Scientists observe high-speed plasma turbulence that exceeds heat movement in the Large Helical Device (LHD).
In order to achieve a fusion power plant, it is necessary to stably confine a plasma of more than 100,000,000oC in a magnetic field and maintain it for a long duration. A team of scientists have discovered for the first time that turbulence moves faster than heat when heat escapes in plasmas in the Large Helical Device (LHD).
The research team is collaboratively led by Assistant Professor Naoki Kenmochi, Professor Katsumi Ida, and Associate Professor Tokihiko Tokuzawa of the National Institute for Fusion Science (NIFS) and National Institutes of Natural Sciences (NINS), Japan.
The team utilised measuring instruments developed independently, with the cooperation of Professor Daniel J den Hartog of the University of Wisconsin, USA.

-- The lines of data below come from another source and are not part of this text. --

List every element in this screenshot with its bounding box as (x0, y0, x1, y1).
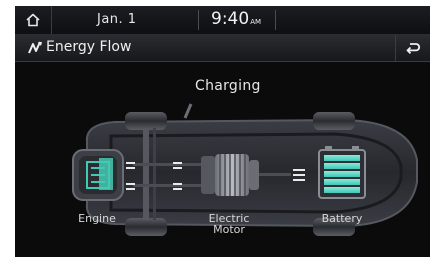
status-divider (198, 10, 199, 30)
motor-label-line2: Motor (213, 223, 245, 236)
status-time: 9:40 (211, 9, 250, 29)
wheel-front-bottom (125, 218, 167, 236)
battery-label: Battery (321, 212, 363, 225)
status-date: Jan. 1 (97, 12, 137, 27)
motor-battery-line (259, 173, 291, 176)
status-clock: 9:40AM (211, 9, 261, 29)
energy-flow-panel: Charging Engine Electric Motor Battery (15, 62, 430, 257)
status-bar: Jan. 1 9:40AM (15, 6, 430, 35)
drive-shaft-lower (133, 184, 203, 187)
status-ampm: AM (250, 18, 262, 26)
battery-graphic (318, 146, 366, 199)
head-unit-screen: Jan. 1 9:40AM Energy Flow Charging Engin… (15, 6, 430, 257)
wheel-rear-top (313, 112, 355, 130)
electric-motor-label: Electric Motor (199, 213, 259, 235)
wheel-front-top (125, 112, 167, 130)
front-axle-shaft (153, 128, 156, 220)
flow-arrows-battery (293, 169, 305, 181)
front-axle (143, 128, 149, 220)
status-divider (275, 10, 276, 30)
title-bar: Energy Flow (15, 35, 430, 62)
antenna (183, 103, 193, 119)
home-button[interactable] (15, 6, 52, 34)
engine-label: Engine (78, 212, 116, 225)
back-icon (406, 43, 421, 54)
engine-graphic (72, 149, 124, 201)
energy-flow-icon (28, 41, 42, 54)
page-title: Energy Flow (46, 39, 132, 55)
flow-state-label: Charging (195, 78, 261, 94)
drive-shaft-upper (133, 163, 203, 166)
back-button[interactable] (395, 35, 430, 61)
home-icon (26, 13, 40, 27)
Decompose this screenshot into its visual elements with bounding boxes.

This turbulence makes it possible to predict changes in plasma temperature, and it is expected that successful observations of plasma turbulence will lead to the development of a method to make real time control of plasma temperature in the future possible.
In high-temperature plasma, turbulence is produced. This is confined by the magnetic field, and is a flow with vortexes of various sizes. This turbulence causes the plasma to be disturbed, and the heat from the confined plasma flows outward, resulting in a drop in plasma temperature.
To solve this problem, it is essential to understand the characteristics of heat and turbulence in plasma. However, the turbulence is so complex that full understanding has not yet been ascertained.
How the generated turbulence moves in the plasma is not known, because it requires specialised instruments that can measure the time evolution of minute turbulence with high sensitivity and extremely high spatiotemporal resolution.
Creating strong pressure gradients in plasma
A ‘barrier’ can form in the plasma, which acts to block the transport of heat from the centre outward. The barrier makes a strong pressure gradient in the plasma and generates turbulence.
Assistant Professor Kenmochi and his research team have developed a method to break this barrier by devising a magnetic field structure. This method allowed them to focus on the heat and turbulence that flows forcefully as the barriers break, and to study their relationship in detail.
Then, utilising electromagnetic waves of various wavelengths, the researchers measured the changing temperature and heat flow of electrons and the millimetre-sized fine turbulence with accurate precision.
Previously, heat and turbulence had been known to move almost simultaneously at a speed of 5,000 kilometres per hour, which is approximately the speed of an aeroplane, but this experiment led to the world’s first discovery of turbulence moving ahead of heat at a speed of 40,000 kilometres per hour – the speed of this turbulence is close to that of a rocket.
Assistant Professor Naoki Kenmochi concluded: “This research has dramatically advanced our understanding of turbulence in fusion plasmas. This new characteristic of turbulence, that indicates it moves much faster than heat in a plasma, indicates that we may be able to predict plasma temperature changes by observing predictive turbulence. In the future, based on this, we expect to develop methods to control plasma temperatures in real-time.”